Barbara Jordan had collected copies of Newsweek where presidents had made the front page headlines. We also found a monthly issued magazine titled encore and dated August 1974 with Jordan on the cover. We also found an old Time magazine dated August 5, 1975 where she wrote "save book" in her own hand ontop. The cover of the magazine had Chairman Rodino on the front, and was titled The Vote to Impeach.In the magazine, Barbara Jordan highlighted everything that pertained to her in the article and in the impeachment.
There was also a picture of Barbara Jordan in the article. The highlighted portions were " Texas Democrat Barbara Jordan loomed and boomed like so
me elemental force, her cultivated accent and erudition surprising each time she
spoke..." "...The opposing viewpoints on specificity were best expressed by Sandman and Jordan." "...Jordan (referred to as "the gentlelady" by Rodino) noted that the President was not being deprived of any information or due process. His lawyer James St. Clair had been permitted to sit through all the committee hearings on the evidene, receive all the documents given committee members, and cross-examine witnesses. "That was due process," she said. "Due process tripled, due process quadrupled."

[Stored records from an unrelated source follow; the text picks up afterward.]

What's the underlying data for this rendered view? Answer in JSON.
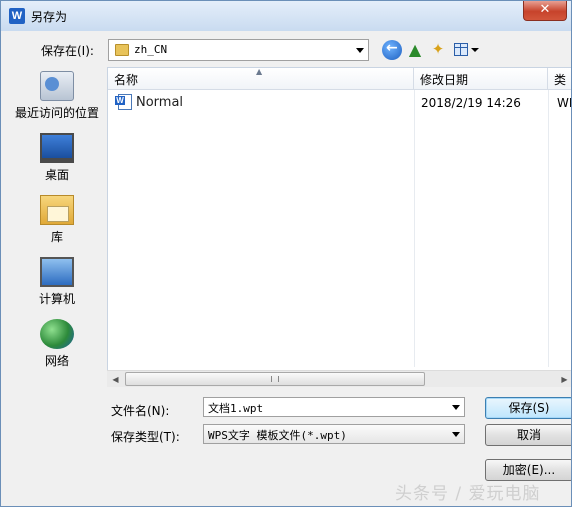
{
  "window": {
    "title": "另存为",
    "app_icon_letter": "W",
    "close_glyph": "✕"
  },
  "location": {
    "label": "保存在(I):",
    "current_folder": "zh_CN"
  },
  "places": [
    {
      "label": "最近访问的位置",
      "icon": "recent-places-icon"
    },
    {
      "label": "桌面",
      "icon": "desktop-icon"
    },
    {
      "label": "库",
      "icon": "libraries-icon"
    },
    {
      "label": "计算机",
      "icon": "computer-icon"
    },
    {
      "label": "网络",
      "icon": "network-icon"
    }
  ],
  "file_list": {
    "columns": [
      "名称",
      "修改日期",
      "类型"
    ],
    "rows": [
      {
        "name": "Normal",
        "modified": "2018/2/19 14:26",
        "type": "WP"
      }
    ]
  },
  "form": {
    "filename_label": "文件名(N):",
    "filename_value": "文档1.wpt",
    "filetype_label": "保存类型(T):",
    "filetype_value": "WPS文字 模板文件(*.wpt)"
  },
  "buttons": {
    "save": "保存(S)",
    "cancel": "取消",
    "encrypt": "加密(E)..."
  },
  "watermark": "头条号 / 爱玩电脑",
  "colors": {
    "accent": "#2162c4",
    "close": "#c7432b"
  }
}
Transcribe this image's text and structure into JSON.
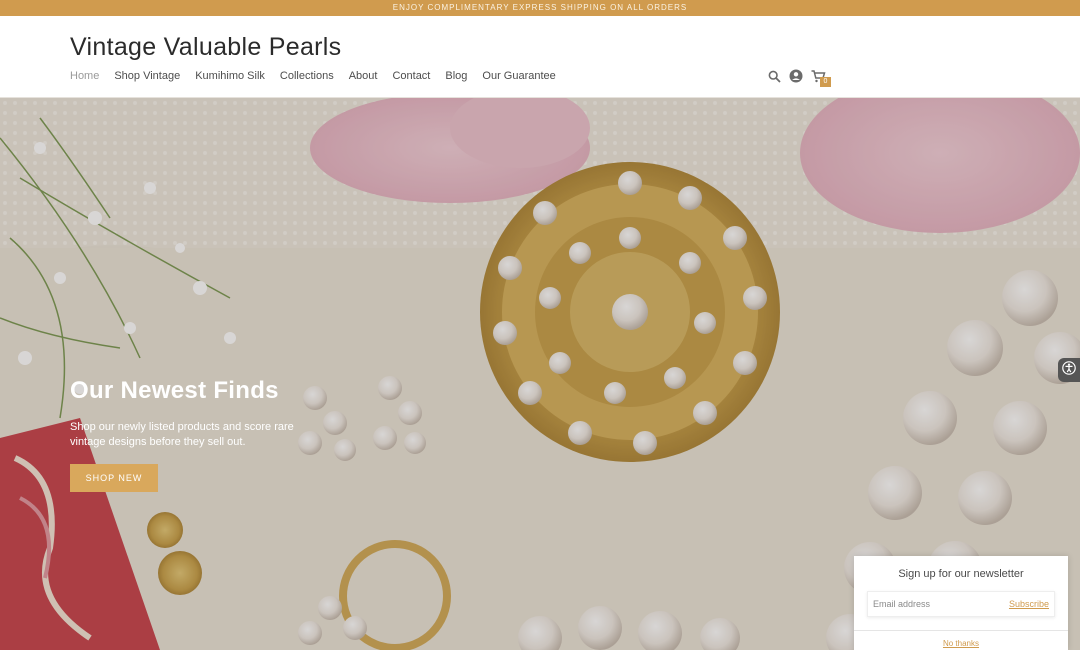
{
  "announcement": {
    "text": "ENJOY COMPLIMENTARY EXPRESS SHIPPING ON ALL ORDERS"
  },
  "header": {
    "logo": "Vintage Valuable Pearls",
    "nav": [
      "Home",
      "Shop Vintage",
      "Kumihimo Silk",
      "Collections",
      "About",
      "Contact",
      "Blog",
      "Our Guarantee"
    ],
    "active_nav": "Home",
    "icons": [
      "search-icon",
      "account-icon",
      "cart-icon"
    ],
    "cart_count": "0"
  },
  "hero": {
    "title": "Our Newest Finds",
    "subtitle": "Shop our newly listed products and score rare vintage designs before they sell out.",
    "button": "SHOP NEW"
  },
  "newsletter": {
    "title": "Sign up for our newsletter",
    "placeholder": "Email address",
    "subscribe": "Subscribe",
    "no_thanks": "No thanks"
  },
  "colors": {
    "accent": "#d09b4e",
    "button": "#d9a85c",
    "text_dark": "#2b2b2b"
  }
}
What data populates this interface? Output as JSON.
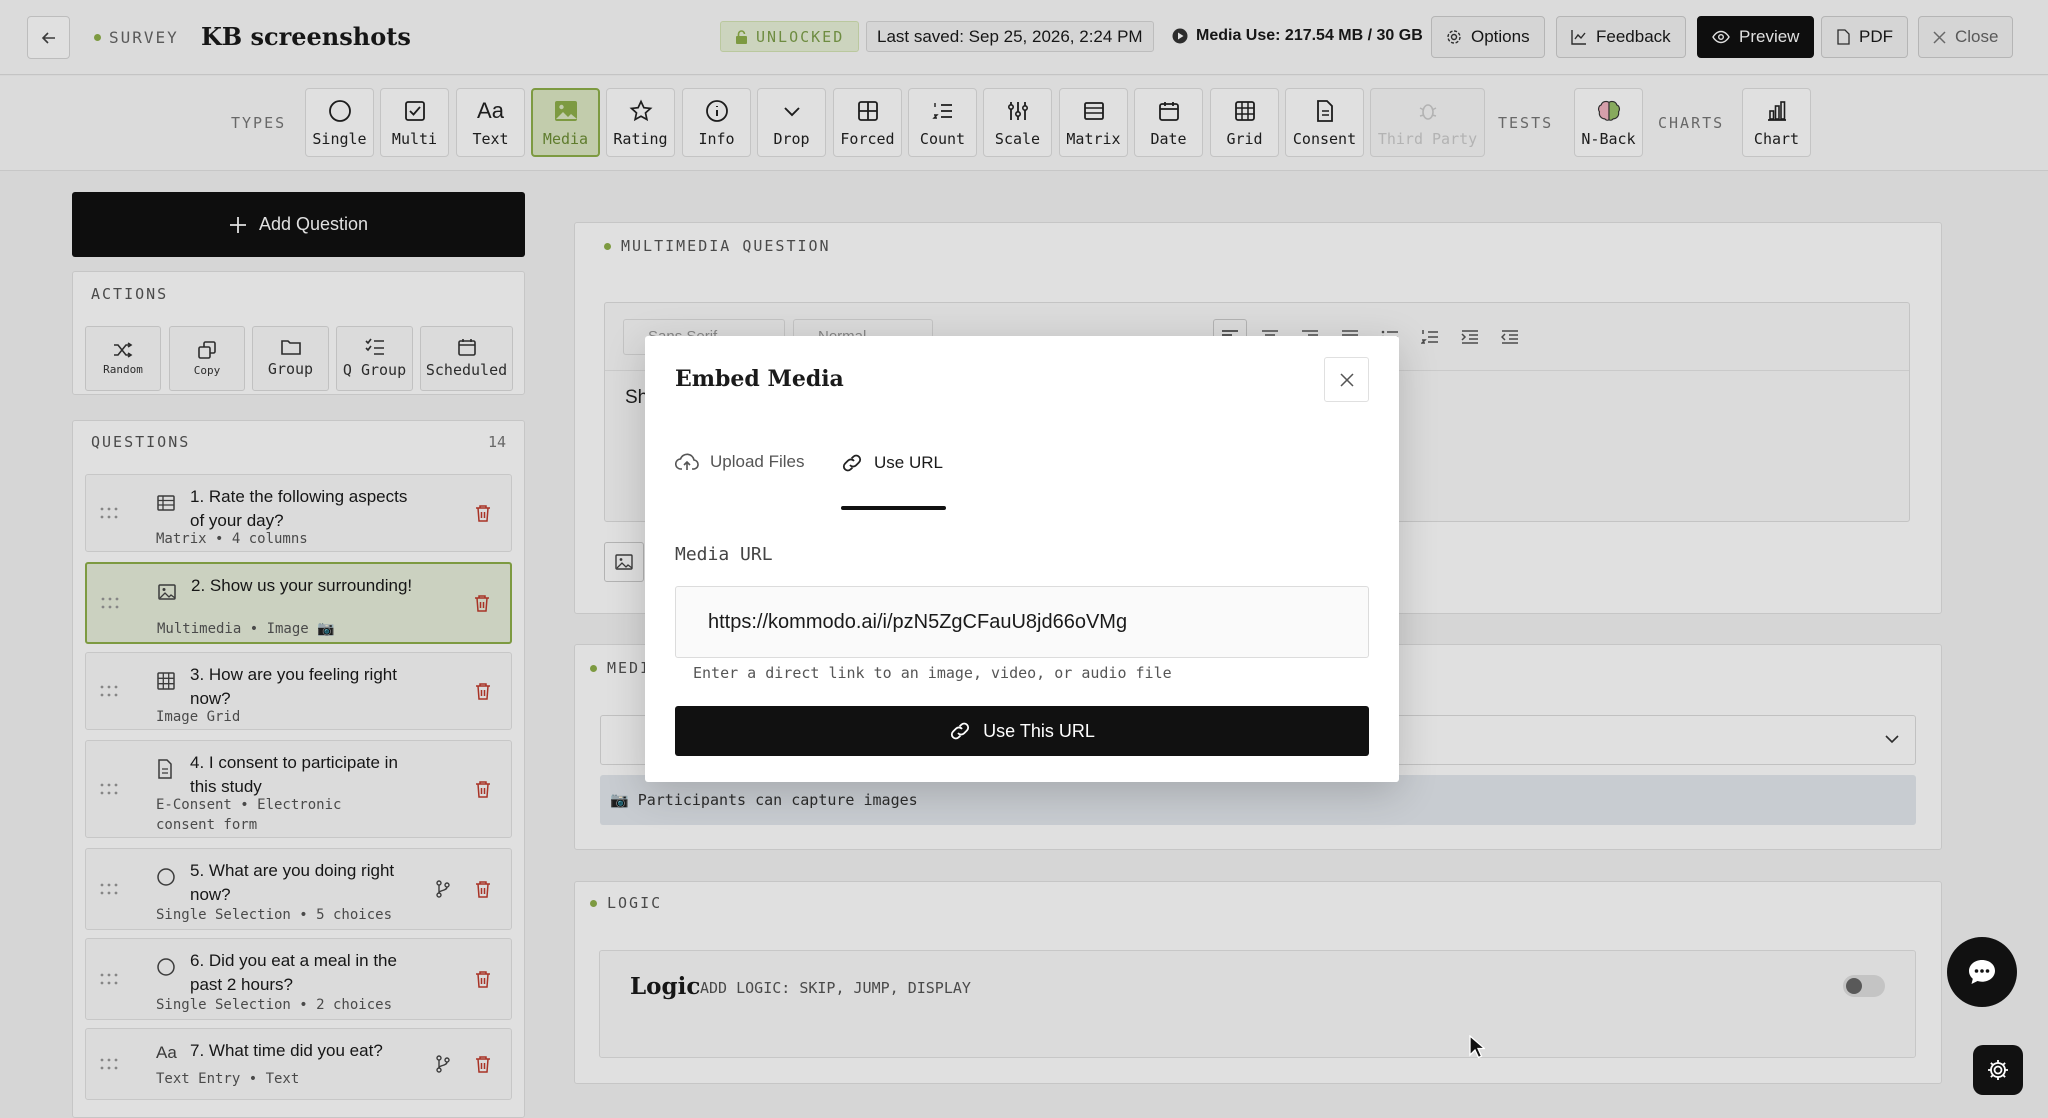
{
  "header": {
    "survey_tag": "SURVEY",
    "title": "KB screenshots",
    "unlocked": "UNLOCKED",
    "last_saved": "Last saved: Sep 25, 2026, 2:24 PM",
    "media_use": "Media Use: 217.54 MB / 30 GB",
    "buttons": {
      "options": "Options",
      "feedback": "Feedback",
      "preview": "Preview",
      "pdf": "PDF",
      "close": "Close"
    }
  },
  "toolbar": {
    "types_label": "TYPES",
    "tests_label": "TESTS",
    "charts_label": "CHARTS",
    "types": [
      {
        "label": "Single",
        "icon": "circle-icon"
      },
      {
        "label": "Multi",
        "icon": "checkbox-icon"
      },
      {
        "label": "Text",
        "icon": "text-aa-icon"
      },
      {
        "label": "Media",
        "icon": "image-icon",
        "active": true
      },
      {
        "label": "Rating",
        "icon": "star-icon"
      },
      {
        "label": "Info",
        "icon": "info-icon"
      },
      {
        "label": "Drop",
        "icon": "chevron-down-icon"
      },
      {
        "label": "Forced",
        "icon": "grid-4-icon"
      },
      {
        "label": "Count",
        "icon": "numbered-list-icon"
      },
      {
        "label": "Scale",
        "icon": "sliders-icon"
      },
      {
        "label": "Matrix",
        "icon": "table-icon"
      },
      {
        "label": "Date",
        "icon": "calendar-icon"
      },
      {
        "label": "Grid",
        "icon": "grid-icon"
      },
      {
        "label": "Consent",
        "icon": "document-icon"
      },
      {
        "label": "Third Party",
        "icon": "bug-icon",
        "disabled": true
      }
    ],
    "tests": [
      {
        "label": "N-Back",
        "icon": "brain-icon"
      }
    ],
    "charts": [
      {
        "label": "Chart",
        "icon": "bar-chart-icon"
      }
    ]
  },
  "sidebar": {
    "add_question": "Add Question",
    "actions_title": "ACTIONS",
    "actions": [
      {
        "label": "Random",
        "icon": "shuffle-icon"
      },
      {
        "label": "Copy",
        "icon": "copy-icon"
      },
      {
        "label": "Group",
        "icon": "folder-icon"
      },
      {
        "label": "Q Group",
        "icon": "checklist-icon"
      },
      {
        "label": "Scheduled",
        "icon": "calendar-icon"
      }
    ],
    "questions_title": "QUESTIONS",
    "questions_count": "14",
    "questions": [
      {
        "title": "1. Rate the following aspects of your day?",
        "sub": "Matrix • 4 columns",
        "icon": "table-icon"
      },
      {
        "title": "2. Show us your surrounding!",
        "sub": "Multimedia • Image 📷",
        "icon": "image-icon",
        "selected": true
      },
      {
        "title": "3. How are you feeling right now?",
        "sub": "Image Grid",
        "icon": "grid-icon"
      },
      {
        "title": "4. I consent to participate in this study",
        "sub": "E-Consent • Electronic consent form",
        "icon": "document-icon"
      },
      {
        "title": "5. What are you doing right now?",
        "sub": "Single Selection • 5 choices",
        "icon": "circle-icon",
        "branch": true
      },
      {
        "title": "6. Did you eat a meal in the past 2 hours?",
        "sub": "Single Selection • 2 choices",
        "icon": "circle-icon"
      },
      {
        "title": "7. What time did you eat?",
        "sub": "Text Entry • Text",
        "icon": "text-aa-icon",
        "branch": true
      }
    ]
  },
  "main": {
    "multimedia_title": "MULTIMEDIA QUESTION",
    "editor_font": "Sans Serif",
    "editor_size": "Normal",
    "editor_text_partial": "Sh",
    "media_section_title": "MEDI",
    "capture_note": "📷 Participants can capture images",
    "logic_section_title": "LOGIC",
    "logic_heading": "Logic",
    "logic_sub": "ADD LOGIC: SKIP, JUMP, DISPLAY"
  },
  "modal": {
    "title": "Embed Media",
    "tab_upload": "Upload Files",
    "tab_url": "Use URL",
    "field_label": "Media URL",
    "url_value": "https://kommodo.ai/i/pzN5ZgCFauU8jd66oVMg",
    "hint": "Enter a direct link to an image, video, or audio file",
    "submit": "Use This URL"
  },
  "colors": {
    "accent": "#8fb04a",
    "dark": "#111111",
    "danger": "#c0392b"
  }
}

The Nixon loyalists, she charged, were using "phantom arguments, bottomless arguments." How facinating to see quotes of her involvment in the impeachment of President Nixon in this old Time Magazine. Jordan had
used a paperclip as a placeholder for the article. On a lighter note, mademoiselle and I wished we could go back to the days when a Time magazine was only going for 60 cents. We also had a laugh when we saw an old picture of a Toyota Corrolla 1200 advertisement in the magazine with a sticer price of $2,299.